Balkenende wird zunächst, wie schon 2006, mit einer Minderheitsregierung im Amt bleiben. Nach der Zählung ist dies das Kabinett Balkenende V. Ein mögliches Sechstes nach den vorgezogenen Neuwahlen ist nicht ausgeschlossen, denn Balkenende soll erneut Spitzenkandidat seiner Partei werden.

Derweil bleiben einige politische Prozesse auf der Strecke: Mehrere Organisationen beklagten das Auseinanderbrechen der Regierung und zeigten sich besorgt um nötige große Infrastruktur-Projekte. Denn eine einfache und schnelle Regierungsbildung wird es nicht geben. Aller Voraussicht nach werden vier Parteien für die Regierung benötigt und realistische Machtoptionen kann kaum einer anbieten.

Lagerwahlkampf wahrscheinlich

Eine Regierung aus den beiden derzeit regierenden christdemokratischen Parteien, sowie der PVV von Geert Wilders und der rechtsliberalen VVD, mit der Balkenende in seinen ersten beiden Kabinetten regierte, wäre aktuell eine der wenigen rechnerisch möglichen Optionen. Und so überrascht es nicht, dass die VVD in ihrem ersten Statement bereits einen Schuldigen für das Zerbrechen der Regierung ausmachte: Sie warf der PvdA vor, ihre Entscheidung sei ein Wahlkampfmanöver. Trotzdem: Eine Koalition aus den genannten Parteien wäre sehr rechtslastig, was neue Probleme verspräche. Das weiß auch Balkenende.

Dem gegenüber könnte ein linkes Lager stehen: Die nun aus der Regierung ausgeschiedenen Sozialdemokraten können sich Hoffnung auf Unterstützung durch GroenLinks (Grüne) machen. Diese bezeichneten in einer ersten Reaktion den Rückzug der PvdA aus der Regierung als „mutig“.

Zu einer Mehrheit würde dennoch einiges fehlen: Selbst zusammen mit den Sozialisten und der linksliberalen D66 wären es laut aktueller Umfrage – eine Einigung vorausgesetzt – 13 Sitze zu wenig. Andere Regierungskoalitionen werden durch einem aufgeladenen Wahlkampf sicher noch schwieriger zu einer Einigung finden.

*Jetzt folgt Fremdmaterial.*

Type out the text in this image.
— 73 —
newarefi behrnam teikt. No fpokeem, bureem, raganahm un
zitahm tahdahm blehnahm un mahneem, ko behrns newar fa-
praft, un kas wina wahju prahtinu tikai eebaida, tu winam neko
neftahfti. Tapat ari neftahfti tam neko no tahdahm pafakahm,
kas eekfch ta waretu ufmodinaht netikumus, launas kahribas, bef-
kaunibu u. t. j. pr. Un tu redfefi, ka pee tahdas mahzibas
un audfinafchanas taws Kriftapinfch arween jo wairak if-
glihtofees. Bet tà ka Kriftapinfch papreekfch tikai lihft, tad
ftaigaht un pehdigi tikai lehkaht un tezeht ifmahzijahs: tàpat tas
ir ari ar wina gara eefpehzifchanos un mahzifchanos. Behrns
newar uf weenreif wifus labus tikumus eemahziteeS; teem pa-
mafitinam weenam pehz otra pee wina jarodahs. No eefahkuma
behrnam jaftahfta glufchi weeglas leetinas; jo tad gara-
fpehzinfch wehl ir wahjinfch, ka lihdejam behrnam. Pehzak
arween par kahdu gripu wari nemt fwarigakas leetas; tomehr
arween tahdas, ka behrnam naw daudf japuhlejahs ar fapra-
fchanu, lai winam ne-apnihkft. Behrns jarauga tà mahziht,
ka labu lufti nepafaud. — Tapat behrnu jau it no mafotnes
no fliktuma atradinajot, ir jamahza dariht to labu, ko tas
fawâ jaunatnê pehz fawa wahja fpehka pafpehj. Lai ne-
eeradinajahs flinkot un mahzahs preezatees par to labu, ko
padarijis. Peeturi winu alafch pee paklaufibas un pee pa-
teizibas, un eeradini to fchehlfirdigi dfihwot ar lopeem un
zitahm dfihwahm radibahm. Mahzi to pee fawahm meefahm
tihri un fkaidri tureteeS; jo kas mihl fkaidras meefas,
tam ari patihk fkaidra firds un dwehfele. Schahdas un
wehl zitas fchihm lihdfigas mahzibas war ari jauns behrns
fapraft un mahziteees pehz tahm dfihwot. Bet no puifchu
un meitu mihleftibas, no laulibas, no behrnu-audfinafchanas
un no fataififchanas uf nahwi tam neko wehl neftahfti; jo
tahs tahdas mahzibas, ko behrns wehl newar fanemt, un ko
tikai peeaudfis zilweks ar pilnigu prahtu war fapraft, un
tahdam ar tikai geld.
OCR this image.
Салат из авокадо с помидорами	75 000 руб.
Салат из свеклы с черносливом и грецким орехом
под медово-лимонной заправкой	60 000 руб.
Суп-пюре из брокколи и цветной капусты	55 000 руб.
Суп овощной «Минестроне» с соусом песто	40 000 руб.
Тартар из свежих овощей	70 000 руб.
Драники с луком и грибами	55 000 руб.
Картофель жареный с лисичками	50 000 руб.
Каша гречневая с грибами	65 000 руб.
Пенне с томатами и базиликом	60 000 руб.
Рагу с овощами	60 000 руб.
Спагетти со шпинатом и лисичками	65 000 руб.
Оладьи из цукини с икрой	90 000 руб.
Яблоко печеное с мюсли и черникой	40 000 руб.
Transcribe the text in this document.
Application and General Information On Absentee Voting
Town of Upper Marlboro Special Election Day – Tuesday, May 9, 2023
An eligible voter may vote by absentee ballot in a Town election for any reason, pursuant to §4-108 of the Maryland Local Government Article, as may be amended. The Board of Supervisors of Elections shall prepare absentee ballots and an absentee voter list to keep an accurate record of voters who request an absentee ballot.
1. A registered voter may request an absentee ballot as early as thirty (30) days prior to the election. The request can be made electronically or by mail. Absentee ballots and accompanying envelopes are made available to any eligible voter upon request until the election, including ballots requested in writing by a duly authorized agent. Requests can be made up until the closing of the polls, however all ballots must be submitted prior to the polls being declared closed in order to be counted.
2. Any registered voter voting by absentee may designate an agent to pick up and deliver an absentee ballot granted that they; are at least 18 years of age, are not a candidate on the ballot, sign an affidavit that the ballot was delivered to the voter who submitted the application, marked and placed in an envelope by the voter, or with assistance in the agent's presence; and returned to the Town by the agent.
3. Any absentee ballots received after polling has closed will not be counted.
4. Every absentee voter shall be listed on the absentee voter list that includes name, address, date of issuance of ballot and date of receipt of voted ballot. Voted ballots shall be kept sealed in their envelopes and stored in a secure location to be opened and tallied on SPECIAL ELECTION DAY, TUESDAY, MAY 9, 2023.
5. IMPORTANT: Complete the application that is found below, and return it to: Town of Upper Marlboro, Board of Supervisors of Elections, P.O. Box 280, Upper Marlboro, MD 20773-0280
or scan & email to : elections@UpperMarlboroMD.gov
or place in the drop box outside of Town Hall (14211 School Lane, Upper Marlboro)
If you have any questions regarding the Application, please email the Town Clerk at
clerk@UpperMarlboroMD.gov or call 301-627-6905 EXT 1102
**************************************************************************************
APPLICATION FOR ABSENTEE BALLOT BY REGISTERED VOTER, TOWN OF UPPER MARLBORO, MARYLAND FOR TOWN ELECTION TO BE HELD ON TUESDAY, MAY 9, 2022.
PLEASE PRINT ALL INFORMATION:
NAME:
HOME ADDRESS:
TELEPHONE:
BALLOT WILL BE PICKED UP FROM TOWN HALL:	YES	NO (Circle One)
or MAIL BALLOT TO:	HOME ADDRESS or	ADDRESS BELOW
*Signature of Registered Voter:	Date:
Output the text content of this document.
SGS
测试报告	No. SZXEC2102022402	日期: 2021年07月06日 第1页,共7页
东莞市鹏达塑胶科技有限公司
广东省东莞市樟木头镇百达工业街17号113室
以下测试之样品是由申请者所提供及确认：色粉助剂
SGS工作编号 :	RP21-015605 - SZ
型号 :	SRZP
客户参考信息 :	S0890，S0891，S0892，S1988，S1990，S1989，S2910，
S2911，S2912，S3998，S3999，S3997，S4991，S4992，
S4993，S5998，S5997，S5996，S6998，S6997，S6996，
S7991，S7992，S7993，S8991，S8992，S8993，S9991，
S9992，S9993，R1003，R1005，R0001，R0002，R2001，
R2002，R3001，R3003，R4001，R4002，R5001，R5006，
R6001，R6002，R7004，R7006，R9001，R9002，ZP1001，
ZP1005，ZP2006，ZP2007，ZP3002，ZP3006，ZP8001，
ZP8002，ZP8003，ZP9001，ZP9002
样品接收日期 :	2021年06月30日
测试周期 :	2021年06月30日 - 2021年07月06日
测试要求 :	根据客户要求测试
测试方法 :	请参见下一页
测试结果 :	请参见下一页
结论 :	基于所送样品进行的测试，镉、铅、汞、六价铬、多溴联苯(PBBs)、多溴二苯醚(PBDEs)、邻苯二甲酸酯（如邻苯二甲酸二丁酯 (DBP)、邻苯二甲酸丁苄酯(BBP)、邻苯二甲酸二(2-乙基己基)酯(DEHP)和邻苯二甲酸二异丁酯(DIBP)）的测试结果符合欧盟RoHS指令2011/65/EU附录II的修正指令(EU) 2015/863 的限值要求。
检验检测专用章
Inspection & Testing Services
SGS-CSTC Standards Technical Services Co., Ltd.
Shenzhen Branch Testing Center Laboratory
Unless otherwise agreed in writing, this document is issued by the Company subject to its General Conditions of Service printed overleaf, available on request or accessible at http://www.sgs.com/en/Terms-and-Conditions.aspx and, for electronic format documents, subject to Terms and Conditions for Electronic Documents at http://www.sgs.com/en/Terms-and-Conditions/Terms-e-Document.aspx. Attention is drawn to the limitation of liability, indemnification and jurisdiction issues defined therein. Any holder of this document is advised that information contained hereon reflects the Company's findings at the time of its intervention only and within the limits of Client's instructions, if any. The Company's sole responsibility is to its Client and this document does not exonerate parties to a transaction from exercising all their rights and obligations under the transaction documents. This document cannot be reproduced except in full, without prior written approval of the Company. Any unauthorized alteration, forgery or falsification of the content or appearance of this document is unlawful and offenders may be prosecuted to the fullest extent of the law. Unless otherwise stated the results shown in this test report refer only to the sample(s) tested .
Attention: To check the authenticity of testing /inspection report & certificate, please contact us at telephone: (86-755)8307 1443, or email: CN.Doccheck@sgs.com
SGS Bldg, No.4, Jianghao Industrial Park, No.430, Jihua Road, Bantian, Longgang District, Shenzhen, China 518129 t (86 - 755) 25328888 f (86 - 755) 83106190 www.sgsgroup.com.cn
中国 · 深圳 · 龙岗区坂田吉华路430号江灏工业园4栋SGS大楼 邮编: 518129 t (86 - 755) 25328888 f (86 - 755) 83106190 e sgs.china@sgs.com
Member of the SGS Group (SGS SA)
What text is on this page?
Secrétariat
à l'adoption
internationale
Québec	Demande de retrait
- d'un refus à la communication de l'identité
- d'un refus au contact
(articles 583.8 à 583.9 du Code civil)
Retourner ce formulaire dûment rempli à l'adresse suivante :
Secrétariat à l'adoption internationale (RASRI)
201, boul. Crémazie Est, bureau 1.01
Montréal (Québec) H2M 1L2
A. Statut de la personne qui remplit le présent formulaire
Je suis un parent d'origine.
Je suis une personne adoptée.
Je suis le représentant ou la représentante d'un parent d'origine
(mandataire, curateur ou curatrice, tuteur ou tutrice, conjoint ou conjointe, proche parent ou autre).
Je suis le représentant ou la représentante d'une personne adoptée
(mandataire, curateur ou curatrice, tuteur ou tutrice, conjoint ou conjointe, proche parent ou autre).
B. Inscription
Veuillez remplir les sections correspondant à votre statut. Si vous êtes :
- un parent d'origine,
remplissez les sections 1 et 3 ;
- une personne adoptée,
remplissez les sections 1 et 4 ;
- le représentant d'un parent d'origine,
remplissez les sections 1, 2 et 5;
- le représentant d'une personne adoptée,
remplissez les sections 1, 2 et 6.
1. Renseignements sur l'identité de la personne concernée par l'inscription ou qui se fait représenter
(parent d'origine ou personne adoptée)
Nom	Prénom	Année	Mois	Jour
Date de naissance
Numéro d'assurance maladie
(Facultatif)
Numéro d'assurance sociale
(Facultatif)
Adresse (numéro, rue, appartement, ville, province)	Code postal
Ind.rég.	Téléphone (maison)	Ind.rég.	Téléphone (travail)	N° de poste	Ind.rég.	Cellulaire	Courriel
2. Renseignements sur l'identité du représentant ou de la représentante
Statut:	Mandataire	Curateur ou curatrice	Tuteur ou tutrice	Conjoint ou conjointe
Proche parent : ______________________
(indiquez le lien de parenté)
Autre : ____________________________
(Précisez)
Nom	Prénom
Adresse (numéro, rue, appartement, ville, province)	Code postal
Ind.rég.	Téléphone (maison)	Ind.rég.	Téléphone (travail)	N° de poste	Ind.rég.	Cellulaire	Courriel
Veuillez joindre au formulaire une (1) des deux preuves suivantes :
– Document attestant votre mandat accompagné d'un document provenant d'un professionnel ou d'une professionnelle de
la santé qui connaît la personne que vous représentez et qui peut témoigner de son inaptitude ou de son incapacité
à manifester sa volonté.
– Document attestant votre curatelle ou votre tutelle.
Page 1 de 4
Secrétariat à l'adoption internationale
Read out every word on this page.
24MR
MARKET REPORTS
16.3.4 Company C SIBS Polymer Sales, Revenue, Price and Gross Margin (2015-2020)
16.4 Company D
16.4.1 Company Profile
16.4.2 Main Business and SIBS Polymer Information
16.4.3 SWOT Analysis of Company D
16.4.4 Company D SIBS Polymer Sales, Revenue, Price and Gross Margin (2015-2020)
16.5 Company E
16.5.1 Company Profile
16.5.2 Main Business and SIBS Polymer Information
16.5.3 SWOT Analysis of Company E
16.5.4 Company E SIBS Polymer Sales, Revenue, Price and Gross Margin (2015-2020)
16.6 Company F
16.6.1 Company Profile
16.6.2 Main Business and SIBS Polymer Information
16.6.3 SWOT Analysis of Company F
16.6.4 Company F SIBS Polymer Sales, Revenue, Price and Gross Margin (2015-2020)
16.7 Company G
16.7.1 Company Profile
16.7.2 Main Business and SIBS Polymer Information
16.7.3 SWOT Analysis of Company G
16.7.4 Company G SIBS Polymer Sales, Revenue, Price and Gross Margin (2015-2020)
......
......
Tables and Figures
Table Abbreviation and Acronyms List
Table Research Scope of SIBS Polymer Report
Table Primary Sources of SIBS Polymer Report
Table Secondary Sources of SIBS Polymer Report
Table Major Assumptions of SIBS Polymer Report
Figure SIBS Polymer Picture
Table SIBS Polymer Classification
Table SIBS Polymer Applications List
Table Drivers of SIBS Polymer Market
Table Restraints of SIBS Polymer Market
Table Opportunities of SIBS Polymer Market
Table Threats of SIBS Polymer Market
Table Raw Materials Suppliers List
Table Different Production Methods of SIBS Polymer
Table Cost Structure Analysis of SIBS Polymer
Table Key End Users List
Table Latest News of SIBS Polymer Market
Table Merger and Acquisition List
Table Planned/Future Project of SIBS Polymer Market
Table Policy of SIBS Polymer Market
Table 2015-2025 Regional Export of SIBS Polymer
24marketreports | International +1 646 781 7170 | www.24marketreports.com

Erster Stimmungstest schon am 3. März

Spannend wird sein, wie sich die neuesten Entwicklungen auf die Stimmungslage auswirken. Viel wird davon abhängen, wem man für das Scheitern der Regierung die Schuld geben wird. Interessant ist in diesem Zusammenhang, dass die NATO die Niederlande offiziell um eine Verlängerung des Mandats ersucht hat. Die PvdA sieht darin ein abgekartetes Spiel der Christdemokraten. Der Politwissenschaftler André Krouwel bekräftigt dies und spricht laut bei Spiegel Online von einem „Trick“.

Realistisch ist, dass Wilders PVV und die Sozialdemokraten fürs Erste die Gewinner sein werden. Wirklichen Nutzen können sie daraus jedoch, wie beschrieben, zunächst kaum ziehen. Der erste politische Stimmungstest erwartet die Niederlande bereits am 3. März: Dann sind Kommunalwahlen.